The Internet boom didn’t have the weird you’re-holding-it-wrong vibe too. Legit “It doesn’t help with my use case concerns” seem to all too often get answered with choruses of “but have you tried this week’s model? Have you spent enough time trying to play with it and tweak it to get something more like you want?” Don’t admit limits to the tech, just keep hitting the gacha.
I’ve had people say I’m not approaching AI in “good faith”. I say that you didn’t need “good faith” to see that Lotus 1-2-3 was more flexible and faster than tallying up inventory on paper, or that AltaVista was faster than browsing a card catalog.
Perhaps you are unaware that AI has solved the Proteome. This was expected to be a 100 year project.

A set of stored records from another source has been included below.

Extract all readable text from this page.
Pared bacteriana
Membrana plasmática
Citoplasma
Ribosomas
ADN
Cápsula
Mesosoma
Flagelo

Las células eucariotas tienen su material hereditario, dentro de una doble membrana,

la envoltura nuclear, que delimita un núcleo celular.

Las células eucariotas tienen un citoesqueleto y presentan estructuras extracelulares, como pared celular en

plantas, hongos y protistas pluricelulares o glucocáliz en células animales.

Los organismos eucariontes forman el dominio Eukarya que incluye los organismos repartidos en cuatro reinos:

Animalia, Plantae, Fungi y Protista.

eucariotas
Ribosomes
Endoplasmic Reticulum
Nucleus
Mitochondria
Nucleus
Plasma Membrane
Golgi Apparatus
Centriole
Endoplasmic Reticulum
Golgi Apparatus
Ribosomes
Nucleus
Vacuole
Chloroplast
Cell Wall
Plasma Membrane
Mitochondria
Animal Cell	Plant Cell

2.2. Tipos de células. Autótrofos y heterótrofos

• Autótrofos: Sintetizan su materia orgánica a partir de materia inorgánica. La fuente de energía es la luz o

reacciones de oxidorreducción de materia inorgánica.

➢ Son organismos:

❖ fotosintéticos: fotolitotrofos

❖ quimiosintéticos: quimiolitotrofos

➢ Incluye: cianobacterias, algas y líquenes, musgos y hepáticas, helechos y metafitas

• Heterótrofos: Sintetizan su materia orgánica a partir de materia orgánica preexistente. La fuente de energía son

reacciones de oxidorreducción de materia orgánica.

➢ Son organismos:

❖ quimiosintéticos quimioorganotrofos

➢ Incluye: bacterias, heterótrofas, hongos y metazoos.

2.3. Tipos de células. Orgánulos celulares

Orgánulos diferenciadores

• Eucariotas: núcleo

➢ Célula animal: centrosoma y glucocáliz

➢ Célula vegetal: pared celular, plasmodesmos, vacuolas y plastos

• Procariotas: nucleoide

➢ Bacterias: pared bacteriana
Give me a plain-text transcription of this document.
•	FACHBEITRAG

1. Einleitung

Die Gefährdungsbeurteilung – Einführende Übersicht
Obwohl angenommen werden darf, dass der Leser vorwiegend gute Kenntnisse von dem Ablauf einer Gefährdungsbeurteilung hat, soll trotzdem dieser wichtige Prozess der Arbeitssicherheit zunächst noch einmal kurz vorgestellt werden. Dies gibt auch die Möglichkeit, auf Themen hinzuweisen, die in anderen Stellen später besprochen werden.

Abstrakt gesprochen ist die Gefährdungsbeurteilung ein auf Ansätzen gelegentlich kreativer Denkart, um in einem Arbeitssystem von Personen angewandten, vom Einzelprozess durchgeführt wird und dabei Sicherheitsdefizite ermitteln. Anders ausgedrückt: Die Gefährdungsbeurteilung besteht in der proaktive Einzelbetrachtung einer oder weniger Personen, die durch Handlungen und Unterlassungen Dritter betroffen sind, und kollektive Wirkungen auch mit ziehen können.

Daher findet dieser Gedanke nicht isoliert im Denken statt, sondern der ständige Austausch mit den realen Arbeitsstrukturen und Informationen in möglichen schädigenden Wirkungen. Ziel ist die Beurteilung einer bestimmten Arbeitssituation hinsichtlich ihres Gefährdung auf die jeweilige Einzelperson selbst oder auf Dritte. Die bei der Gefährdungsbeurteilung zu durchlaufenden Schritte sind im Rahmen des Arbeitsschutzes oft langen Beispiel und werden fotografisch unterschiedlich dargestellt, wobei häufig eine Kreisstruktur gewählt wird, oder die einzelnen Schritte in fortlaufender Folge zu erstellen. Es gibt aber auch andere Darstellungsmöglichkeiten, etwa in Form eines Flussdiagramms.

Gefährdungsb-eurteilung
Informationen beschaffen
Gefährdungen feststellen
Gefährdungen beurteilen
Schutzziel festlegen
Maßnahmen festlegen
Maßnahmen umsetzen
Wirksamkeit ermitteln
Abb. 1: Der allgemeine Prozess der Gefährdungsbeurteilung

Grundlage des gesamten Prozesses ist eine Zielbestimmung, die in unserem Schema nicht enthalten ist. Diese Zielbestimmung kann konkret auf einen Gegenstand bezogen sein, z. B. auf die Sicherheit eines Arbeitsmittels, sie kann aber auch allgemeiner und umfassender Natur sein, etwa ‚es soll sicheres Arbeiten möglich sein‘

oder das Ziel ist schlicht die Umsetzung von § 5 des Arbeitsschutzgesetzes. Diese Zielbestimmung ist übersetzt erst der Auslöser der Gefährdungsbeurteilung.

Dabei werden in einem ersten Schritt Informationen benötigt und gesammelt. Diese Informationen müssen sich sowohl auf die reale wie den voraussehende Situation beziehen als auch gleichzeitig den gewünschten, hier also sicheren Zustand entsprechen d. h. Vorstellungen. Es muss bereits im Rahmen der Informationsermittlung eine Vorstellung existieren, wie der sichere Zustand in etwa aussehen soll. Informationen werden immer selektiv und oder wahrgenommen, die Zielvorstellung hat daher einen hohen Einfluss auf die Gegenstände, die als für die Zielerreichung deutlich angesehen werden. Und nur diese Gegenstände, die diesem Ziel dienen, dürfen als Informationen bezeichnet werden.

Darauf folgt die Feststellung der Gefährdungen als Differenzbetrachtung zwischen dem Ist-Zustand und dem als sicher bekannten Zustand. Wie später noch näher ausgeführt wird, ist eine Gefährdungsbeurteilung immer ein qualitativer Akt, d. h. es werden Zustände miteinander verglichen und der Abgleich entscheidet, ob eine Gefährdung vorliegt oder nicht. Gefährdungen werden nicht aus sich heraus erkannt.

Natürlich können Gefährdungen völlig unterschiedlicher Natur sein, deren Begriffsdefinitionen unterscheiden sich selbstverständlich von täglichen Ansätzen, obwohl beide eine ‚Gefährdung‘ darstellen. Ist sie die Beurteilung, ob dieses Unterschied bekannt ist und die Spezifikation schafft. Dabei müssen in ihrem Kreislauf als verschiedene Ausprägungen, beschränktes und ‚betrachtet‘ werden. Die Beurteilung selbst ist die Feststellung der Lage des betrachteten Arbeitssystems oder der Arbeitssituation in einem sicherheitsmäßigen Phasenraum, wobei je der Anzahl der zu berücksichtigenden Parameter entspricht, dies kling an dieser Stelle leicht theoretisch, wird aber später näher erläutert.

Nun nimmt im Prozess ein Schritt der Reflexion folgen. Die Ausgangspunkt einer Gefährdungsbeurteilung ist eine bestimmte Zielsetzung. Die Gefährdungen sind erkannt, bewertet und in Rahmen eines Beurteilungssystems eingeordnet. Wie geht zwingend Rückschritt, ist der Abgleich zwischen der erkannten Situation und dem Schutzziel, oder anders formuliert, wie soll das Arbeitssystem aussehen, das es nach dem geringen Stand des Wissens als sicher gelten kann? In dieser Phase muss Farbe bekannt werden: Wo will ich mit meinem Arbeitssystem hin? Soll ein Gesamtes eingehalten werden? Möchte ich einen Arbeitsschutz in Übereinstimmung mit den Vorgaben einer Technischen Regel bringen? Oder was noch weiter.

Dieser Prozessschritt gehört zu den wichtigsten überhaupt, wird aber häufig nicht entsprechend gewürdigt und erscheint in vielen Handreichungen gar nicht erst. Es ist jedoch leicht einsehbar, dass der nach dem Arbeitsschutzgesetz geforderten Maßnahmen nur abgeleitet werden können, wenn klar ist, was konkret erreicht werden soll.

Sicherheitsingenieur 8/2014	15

I’m aware of machine learning being used in all kinds of science, but it is not llms and therefore not the topic of discussion here.
Au contraire. The proteome was solved by LLM transformers trained on genetic strings
A transformer model isn’t always an llm, nor does a type of algorithm/data model/whatever being useful for one purpose mean it is equally useful for all other purposes.
I was at a startup in 1999 … in Seattle. I actually ducked out because it was clear that about all they could do was arrange outings for the staff.
Ah, yes, Yahoo!, the elephant graveyard of good ideas.